Suriye’de halk ayaklanmasının onuncu yılına girdiğimiz Mart 2021’de, geçtiğimiz yıla nazaran kontrol sahasının değiştiği askeri operasyonlar görülmese de ülke içerisinde çeşitli grupların veya terör örgütlerinin faaliyetleri hız kesmeden devam ediyor. Bu noktada, İdlib’te Suriye Milli Ordusu (SMO) içerisinde yer alan Ulusal Kurtuluş Cephesi (UKC), Heyet Tahrir el-Şam (HTŞ), El Kaide bağlantılı gruplar, yabancı savaşçılardan oluşan yapılar, son dönemde ortaya çıkan ve Türk Silahlı Kuvvetleri'ni (TSK) hedef alan bazı El Kaide artığı olduğu düşünülen radikal yapılar ve bunun yanında HTŞ’yi hedef alan bazı hücreler dikkat çekiyor. Ülkenin güneyinde Dera’da ise rejimle uzlaşmayı reddeden ve yeraltına çekilen muhalifler ile Esed rejimi arasında suikast saldırılarının yanı sıra, çöl bölgesi olarak isimlendirilen Badiya’da DEAŞ; rejim, İran destekli milisler ve SDG/YPG güçlerine yönelik saldırılarını artırarak sürdürüyor.

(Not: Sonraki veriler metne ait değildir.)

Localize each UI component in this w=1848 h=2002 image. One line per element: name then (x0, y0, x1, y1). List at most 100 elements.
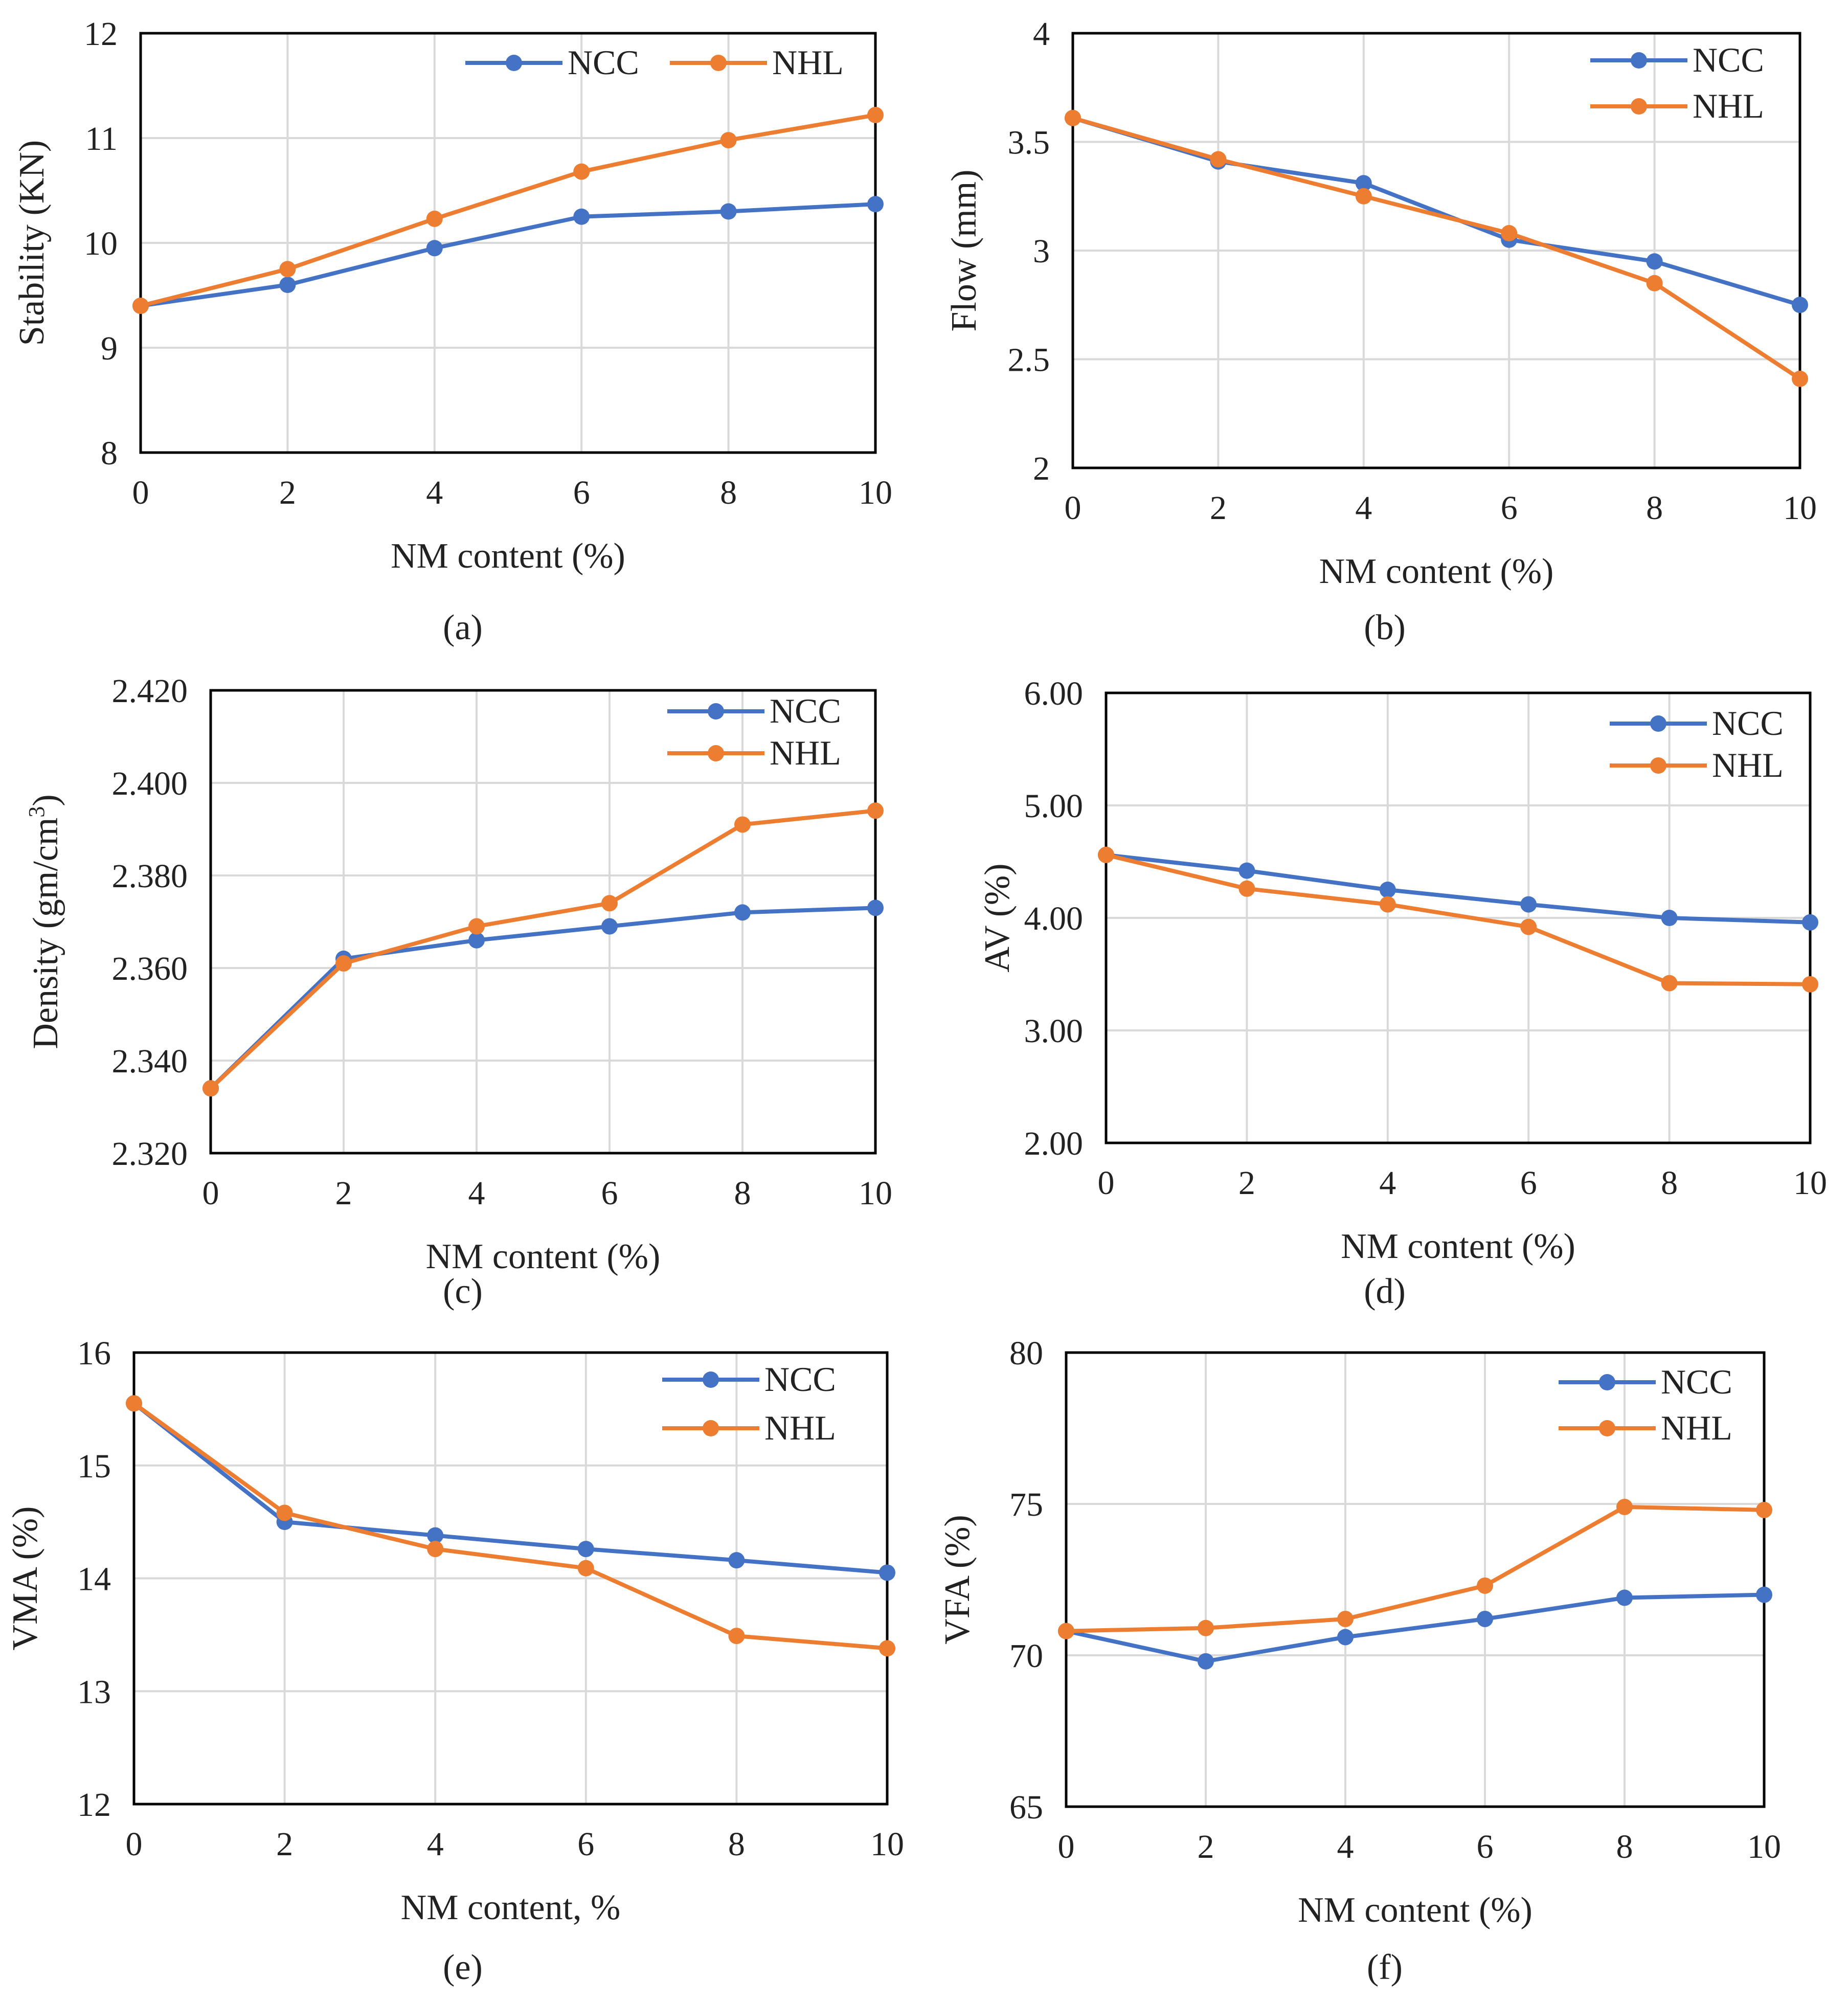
x-tick-label: 4 (468, 1175, 485, 1212)
data-point-ncc (573, 208, 590, 225)
plot-area (1065, 1351, 1766, 1808)
chart-f: 0 2 4 6 8 10 65 70 75 80 NM content (%) VFA (%) (f) N… (938, 1335, 1781, 1987)
x-tick-label: 0 (1065, 489, 1081, 527)
chart-caption: (a) (443, 608, 483, 647)
data-point-ncc (1238, 862, 1255, 879)
data-point-nhl (1210, 151, 1227, 168)
y-axis-title-text: AV (%) (978, 863, 1017, 972)
x-tick-label: 6 (577, 1826, 594, 1863)
legend-swatch-marker (708, 703, 724, 719)
y-tick-label: 13 (77, 1673, 111, 1711)
series-line-ncc (132, 1402, 888, 1575)
data-point-nhl (202, 1080, 219, 1097)
data-point-nhl (279, 261, 296, 278)
x-tick-label: 0 (1058, 1828, 1075, 1865)
y-tick-label: 6.00 (1024, 675, 1084, 712)
y-axis-title: Stability (KN) (12, 140, 52, 346)
chart-c: 0 2 4 6 8 10 2.320 2.340 2.360 2.380 2.400 2.420 NM … (24, 672, 892, 1311)
legend-swatch-marker (1599, 1420, 1615, 1436)
data-point-nhl (1058, 1623, 1074, 1639)
y-tick-label: 5.00 (1024, 788, 1084, 825)
y-axis-title: AV (%) (978, 863, 1017, 972)
legend-label: NHL (1661, 1408, 1732, 1447)
y-axis-title: Flow (mm) (944, 170, 984, 332)
x-tick-label: 10 (859, 1175, 892, 1212)
legend-swatch-marker (1599, 1374, 1615, 1390)
legend-label: NCC (770, 691, 841, 730)
data-point-ncc (1379, 882, 1396, 898)
x-axis-title: NM content (%) (391, 536, 625, 576)
data-point-ncc (1792, 297, 1808, 313)
x-tick-label: 6 (1520, 1164, 1537, 1202)
legend-swatch-marker (708, 745, 724, 761)
data-point-nhl (426, 210, 443, 227)
legend-swatch-marker (1631, 98, 1647, 115)
series-line-nhl (1106, 852, 1811, 986)
legend-label: NCC (1693, 40, 1764, 79)
x-tick-label: 6 (573, 474, 590, 511)
legend-swatch-marker (703, 1371, 719, 1388)
y-axis-title-superscript: 3 (24, 806, 49, 818)
data-point-ncc (1337, 1629, 1354, 1646)
data-point-ncc (879, 1564, 895, 1581)
data-point-nhl (879, 1640, 895, 1657)
data-point-nhl (1198, 1619, 1214, 1636)
x-tick-label: 10 (870, 1826, 904, 1863)
data-point-nhl (1337, 1610, 1354, 1627)
legend-swatch-marker (1631, 52, 1647, 69)
y-tick-label: 2.380 (112, 858, 188, 895)
data-point-ncc (426, 240, 443, 257)
x-tick-label: 8 (1646, 489, 1663, 527)
series-line-nhl (209, 808, 876, 1090)
legend-label: NHL (772, 43, 844, 82)
data-point-ncc (427, 1527, 444, 1544)
data-point-ncc (1477, 1610, 1493, 1627)
x-tick-label: 4 (1379, 1164, 1396, 1202)
chart-caption: (b) (1364, 608, 1406, 647)
y-tick-label: 3.5 (1008, 124, 1050, 162)
series-line-ncc (209, 906, 876, 1090)
y-axis-title-end: ) (26, 794, 65, 806)
legend-label: NHL (1693, 86, 1764, 125)
data-point-ncc (279, 277, 296, 293)
y-tick-label: 2.340 (112, 1043, 188, 1080)
data-point-nhl (1520, 918, 1537, 935)
chart-caption: (c) (443, 1272, 483, 1311)
y-tick-label: 3 (1033, 233, 1050, 270)
data-point-ncc (720, 203, 737, 220)
y-axis-title-text: Flow (mm) (944, 170, 984, 332)
x-tick-label: 2 (335, 1175, 352, 1212)
chart-a: 0 2 4 6 8 10 8 9 10 11 12 NM content (%) Stability (… (12, 15, 892, 647)
data-point-ncc (1661, 910, 1678, 926)
data-point-ncc (734, 904, 751, 921)
x-tick-label: 4 (426, 474, 443, 511)
legend-swatch-marker (1650, 715, 1666, 732)
y-axis-title-text: Density (gm/cm (26, 818, 65, 1049)
x-tick-label: 10 (1793, 1164, 1827, 1202)
x-tick-label: 8 (734, 1175, 751, 1212)
data-point-ncc (1802, 914, 1818, 931)
series-line-ncc (1066, 1592, 1765, 1663)
y-tick-label: 8 (101, 435, 118, 472)
y-tick-label: 16 (77, 1335, 111, 1372)
chart-caption: (f) (1367, 1948, 1403, 1987)
data-point-ncc (1198, 1653, 1214, 1670)
x-tick-label: 6 (601, 1175, 618, 1212)
x-tick-label: 4 (1337, 1828, 1354, 1865)
x-axis-title: NM content (%) (1319, 552, 1554, 591)
x-tick-label: 0 (126, 1826, 143, 1863)
y-tick-label: 2.00 (1024, 1125, 1084, 1162)
x-tick-label: 2 (279, 474, 296, 511)
series-line-nhl (132, 1402, 888, 1651)
x-tick-label: 2 (1210, 489, 1227, 527)
y-axis-title-text: Stability (KN) (12, 140, 52, 346)
y-tick-label: 2.360 (112, 950, 188, 987)
y-tick-label: 12 (84, 15, 118, 53)
y-axis-title: VFA (%) (938, 1515, 977, 1644)
x-tick-label: 10 (1747, 1828, 1781, 1865)
y-tick-label: 11 (85, 120, 118, 158)
data-point-ncc (1355, 175, 1372, 192)
y-axis-title-text: VFA (%) (938, 1515, 977, 1644)
data-point-nhl (427, 1541, 444, 1558)
data-point-nhl (867, 802, 884, 819)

Ülkenin kuzeyinde ve kuzeydoğusunda; Türkiye destekli muhaliflerin kontrol ettiği bölgelerde, YPG/SDG’nin başta bombalı araç saldırıları olmak üzere sınır hattındaki sızma ve saldırı girişimleri son dönemde ciddi bir yükseliş trendi içerisinde. Buna bağlı olarak Tel Rıfat, Ayn İsa, Tel Temr cepheleri ile Bab doğusunda ve zaman zaman batısında YPG/SDG ile SMO arasında çatışmalar yaşanıyor. Özellikle son dönemde Ayn İsa’ya yönelik TSK'nın yoğun askeri baskısı, bölgeye Rus birliklerin gelmesine ve Esed rejimi ile SDG’nin kentin rejime devri üzerine müzakereler gerçekleştirmesine neden olmuştu. Son dönemde altı çizilmesi gereken en önemli nokta ise Biden yönetiminin iktidara gelmesi ve ABD’nin Ortadoğu kadrosunun değişmesiyle, saldırıların yükselişi arasındaki paralellik oldu.
Saldırılar ve Kayıplar
Mart 2021 itibarıyla bölgedeki askeri durumu özetlesek de bu yazının asıl odak noktası, terör örgütü YPG’nin bombalı araç saldırılarıdır. Söz konusu saldırılar, maalesef Türkiye kamuoyunun gündemi içerisinde kendine yeterince yer bulamasa da Suriye’de alışılagelmiş bir hal aldı. Öncelikle bu terör saldırılarının Türkiye’nin Suriye sahasına girmesinden itibaren artarak devam ettiğini ve özellikle Zeytin Dalı Harekatı’nın ardından PKK’nın taktik unsurlarından biri haline dönüştüğünü belirtmek gerekir. Afrin’de SMO kontrolünün sağlandığı dönemin başlarında, YPG hücreleri ciddi saldırılar düzenlemişti. Günümüzde bu saldırıların El Yapımı Patlayıcı (EYP) ya da bombalı araç saldırısına döndüğü görülüyor.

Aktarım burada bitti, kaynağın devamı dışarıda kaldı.